We Are the Children of the Stars Read online

Page 6


  In 1956, a new green area about the size of Texas was observed. It was located in an area that had shown only reddish desert hues before.

  It is not surprising that, when a U.S. scientist undertook to grow lichen, it was in a partial vacuum that simulated, as nearly as possible, the conditions and gases that are understood to exist on Mars. The lichen grew and prospered.

  The astounding conditions under which this lichen grew should be examined.6 The temperature ranged from approximately minus 100°F to plus 80°F, and the pressure was approximately 0.75 pounds per square inch. (The pressure on Earth's surface is about 14.7 pounds per square inch.) The only moisture was vapor in the form of dew. The oxygen was very low – so low that Man would die in it.

  Yet this lichen grew and seemed to thrive.

  There is a most happy agreement between the spectroscopic observations that indicate there are lichen-like plant growths in the green areas of Mars, and the astounding ability of Earth lichen to grow in a simulated Martian atmosphere.

  Now, how does this information apply to the Earth-colony theory? In this way: It might well be that when the starmen first came to the solar system, ages ago, Mars had more atmosphere and water, thus offering them a liveable colony-world.

  Or Mars may simply have been used as a convenient base of operations for the starmen in making visits to nearby Earth during their grand experiment in creating Hybrid Man. Either possibility is valid.

  If Mars was their base in the past, it still may be that today. This would account for the continued phenomenon of probable green-lichen crops sprouting each year and spreading widely over the planet, and particularly for the surprising new areas that suddenly turn green for the first time.

  It is unlikely that natural vegetation would so successfully encroach into territory that had apparently been arid and lifeless before.
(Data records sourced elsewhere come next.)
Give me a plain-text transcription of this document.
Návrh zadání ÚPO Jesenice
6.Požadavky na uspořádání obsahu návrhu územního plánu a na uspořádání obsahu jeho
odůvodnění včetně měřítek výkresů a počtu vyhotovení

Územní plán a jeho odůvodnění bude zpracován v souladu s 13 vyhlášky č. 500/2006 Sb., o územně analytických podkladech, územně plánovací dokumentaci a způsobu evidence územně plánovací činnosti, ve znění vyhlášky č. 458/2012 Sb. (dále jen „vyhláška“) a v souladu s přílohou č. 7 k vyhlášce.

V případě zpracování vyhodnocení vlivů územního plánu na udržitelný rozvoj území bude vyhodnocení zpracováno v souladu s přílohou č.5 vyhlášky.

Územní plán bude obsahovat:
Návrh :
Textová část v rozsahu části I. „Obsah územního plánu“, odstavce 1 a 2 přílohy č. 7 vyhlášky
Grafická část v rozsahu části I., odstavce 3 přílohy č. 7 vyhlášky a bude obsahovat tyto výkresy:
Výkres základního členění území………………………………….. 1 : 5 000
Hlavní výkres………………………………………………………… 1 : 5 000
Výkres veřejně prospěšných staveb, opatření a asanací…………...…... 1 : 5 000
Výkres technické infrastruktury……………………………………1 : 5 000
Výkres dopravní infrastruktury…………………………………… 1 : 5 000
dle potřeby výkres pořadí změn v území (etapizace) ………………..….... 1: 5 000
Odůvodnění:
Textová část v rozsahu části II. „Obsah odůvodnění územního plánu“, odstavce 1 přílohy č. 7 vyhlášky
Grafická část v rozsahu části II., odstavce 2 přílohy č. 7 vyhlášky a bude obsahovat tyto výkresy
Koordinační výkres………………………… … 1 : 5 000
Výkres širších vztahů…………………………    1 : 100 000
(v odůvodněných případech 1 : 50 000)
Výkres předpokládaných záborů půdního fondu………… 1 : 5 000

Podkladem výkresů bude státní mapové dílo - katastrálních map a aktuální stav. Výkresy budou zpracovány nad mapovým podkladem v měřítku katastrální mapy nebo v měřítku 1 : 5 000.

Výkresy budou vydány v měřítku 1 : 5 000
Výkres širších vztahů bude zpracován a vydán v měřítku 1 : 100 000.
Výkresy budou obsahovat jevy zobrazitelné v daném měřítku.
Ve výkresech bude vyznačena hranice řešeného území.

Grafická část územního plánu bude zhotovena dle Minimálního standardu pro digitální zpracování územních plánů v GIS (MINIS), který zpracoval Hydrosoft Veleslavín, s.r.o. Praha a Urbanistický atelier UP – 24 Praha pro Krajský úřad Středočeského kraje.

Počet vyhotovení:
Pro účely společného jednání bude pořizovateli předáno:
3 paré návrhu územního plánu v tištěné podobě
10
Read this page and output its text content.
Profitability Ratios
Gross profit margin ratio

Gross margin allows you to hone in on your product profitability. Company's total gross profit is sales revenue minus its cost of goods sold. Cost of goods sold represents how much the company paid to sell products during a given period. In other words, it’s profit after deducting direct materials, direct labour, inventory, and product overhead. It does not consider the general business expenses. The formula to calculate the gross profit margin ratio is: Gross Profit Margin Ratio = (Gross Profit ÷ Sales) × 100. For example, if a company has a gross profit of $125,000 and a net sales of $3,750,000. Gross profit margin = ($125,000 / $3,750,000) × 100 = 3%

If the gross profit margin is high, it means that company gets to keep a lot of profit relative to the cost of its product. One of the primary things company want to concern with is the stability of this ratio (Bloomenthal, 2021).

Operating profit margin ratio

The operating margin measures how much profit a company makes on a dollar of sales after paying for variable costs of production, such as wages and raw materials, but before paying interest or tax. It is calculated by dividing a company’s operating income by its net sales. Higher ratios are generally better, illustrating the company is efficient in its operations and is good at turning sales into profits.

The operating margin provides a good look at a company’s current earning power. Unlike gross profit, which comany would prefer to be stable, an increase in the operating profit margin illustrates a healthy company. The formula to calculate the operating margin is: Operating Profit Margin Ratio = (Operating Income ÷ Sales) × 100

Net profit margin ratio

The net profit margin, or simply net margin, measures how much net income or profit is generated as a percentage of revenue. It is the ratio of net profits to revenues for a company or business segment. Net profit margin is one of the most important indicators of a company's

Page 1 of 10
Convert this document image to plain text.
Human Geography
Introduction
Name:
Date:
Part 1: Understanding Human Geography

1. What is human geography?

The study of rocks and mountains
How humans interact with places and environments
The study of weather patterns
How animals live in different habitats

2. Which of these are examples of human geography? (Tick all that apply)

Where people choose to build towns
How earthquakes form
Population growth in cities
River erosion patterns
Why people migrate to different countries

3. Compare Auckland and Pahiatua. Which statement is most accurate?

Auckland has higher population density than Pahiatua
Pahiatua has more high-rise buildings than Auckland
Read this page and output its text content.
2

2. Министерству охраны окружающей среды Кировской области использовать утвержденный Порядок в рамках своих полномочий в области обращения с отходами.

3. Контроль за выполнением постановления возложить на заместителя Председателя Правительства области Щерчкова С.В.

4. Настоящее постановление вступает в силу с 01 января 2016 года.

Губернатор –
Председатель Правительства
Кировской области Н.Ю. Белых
It is far easier to think of starmen agriculturists using advanced techniques to prepare the soil, furnish irrigation, and increase their edible acreage as needed.

  We might also mention briefly, just for the record, that there seems to be a correlation between the oppositions of Mars to Earth (nearest approach) every twenty-six months, and the increased numbers of UFOs sighted around the world.

  Second, strange radio-signals seem to be periodically picked up from Mars, according to claims that are unsubstantiated or, at least, rejected by scientists. Still, such famous electrical wizards as Tesla and Marconi firmly believed they had tuned in alien radiomessages from Mars.

  And still today, stubborn reports come in from ham-radio operators of inexplicable shortwave signals from the same source.

  Can they all be wrong?

  It is hardly likely that the starmen at their presumed Martian camp are trying to communicate with Earth, but it might be that the signals picked up are simply “leaks” in their own communications links on Mars or from Mars to Earth – if they are acting in modern times as watchdogs on their Earth colony.

  Again, we will not pursue the above nebulous speculations but will point out that if the Earth-colony/Hybrid Man theory is correct, all those points someday might well turn out to be close to the truth.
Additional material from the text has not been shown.